ARTnews

September 2004

A Potomac on the Potomac: National Museum of the American Indian

A new $200 million showplace for the National Museum of the American Indian opens this month on the Washington Mall

The new building of the National Museum of the American Indian opens this month on the Washington Mall, providing a large exhibition space for the Smithsonian Institution’s collection of 800,000 Native American objects. Occupying the last major available building space on the grassy downtown expanse, the $200 million structure replaces the historic Custom House in Lower Manhattan as the museum’s main venue, although the New York facility will remain open for rotating exhibitions.

Clad in beige Minnesota limestone from a quarry worked by Native Americans, the new building cuts a striking profile. Its creators intended the rough-hewn surface to contrast with the smooth white marble of the surrounding architecture. The design is credited to Douglas Cardinal, an Ottawa-based architect of Blackfoot descent, although he left the project in 1998 in a feud over the design of the interior. The building resembles a geological formation carved by wind and water, with a touch of postmodern panache. Its highlight is a six-story terraced rotunda—known simply as Potomac, a Delaware Indian word meaning a place where goods are gathered—which will be used to show large objects, beginning with a Hawaiian catamaran. The rotunda is illuminated by sunlight passing through prisms arranged across a window, creating a dramatic effect during the summer solstice, when a shaft of light hits a sacred stone embedded in the floor. The rest of the 250,000-square-foot museum has the undulating look of the exterior, with curving spaces producing surprising echo effects, all done in materials that include maple, cedar, and brass.

Most of the collection was amassed by eccentric millionaire George Gustav Heye, known as a “boxcar collector” because of the large number of items he gathered on trips to the American West until his death, in 1957. Including everything from pots to shoes to household objects, Heye’s collection was acquired by the Smithsonian in 1990, prompting the construction of a new storage facility. Seventy percent of the museum’s collection comes from the United States and Canada, the rest from Latin America and the Caribbean.

One of five inaugural exhibitions is a survey of the works of George Morrison, a painter of Chippewa origin associated with the Abstract Expressionists (Franz Kline was his son’s god?father), and Allan Houser, a Santa Fe–based modernist sculptor of Apache origin.Truman Lowe, an artist of Ho-Chunk descent and the museum’s curator of contemporary art, says he wanted to bring the public’s understanding of Indian artistic expression into the present. “One of the reasons for hiring a curator who is also an artist is to take the museum beyond the ethnography material,” he says. “Even though that is the heart of the museum, there is an interest in projecting into the future and showing how people today are translating materials into a visual language.”

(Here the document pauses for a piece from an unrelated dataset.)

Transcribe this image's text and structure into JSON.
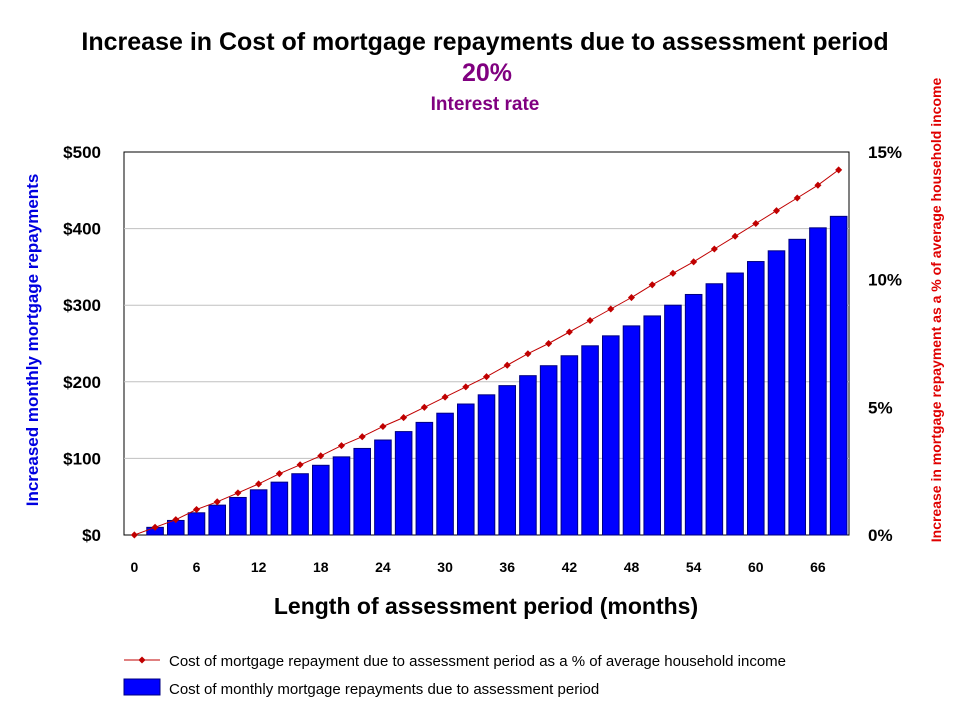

Director Richard West, a lawyer of Cheyenne descent, adds that the museum would not distinguish ethnographic material—“pots and beadwork”—from fine art. “Native peoples attach cultural value to artistic objects without making neat distinctions,” he says.

The museum’s design process hit a highly publicized impasse in 1998, when the Smithsonian fired the Philadelphia architecture firm GBQC, which had appointed Cardinal as subcontractor and primary author of the project, for allegedly missing deadlines and clashing with museum officials on allocation of interior spaces. The museum then hired a group of mainly Native American architects and consultants to redesign the interior, but Cardinal’s exterior was essentially left intact. West said that Cardinal’s name will appear on the museum, along with the names of its later designers.

Reached by phone in Ottawa, Cardinal called the building a poor copy of his design. He said he had been invited to the opening but would not attend.

“This could have been my best work,” says Cardinal, who conceived it as a study in circles, the way I. M. Pei’s east wing of the National Gallery of Art works in triangles. “I’m trying to be positive about it, but there is no way someone can copy someone else’s work and expect the end product to come out with the vitality and expression of the original author.”

West calls Cardinal’s departure an “unfortunate parting of ways,” and he says the galleries were redesigned by “people who were with the project from the start.”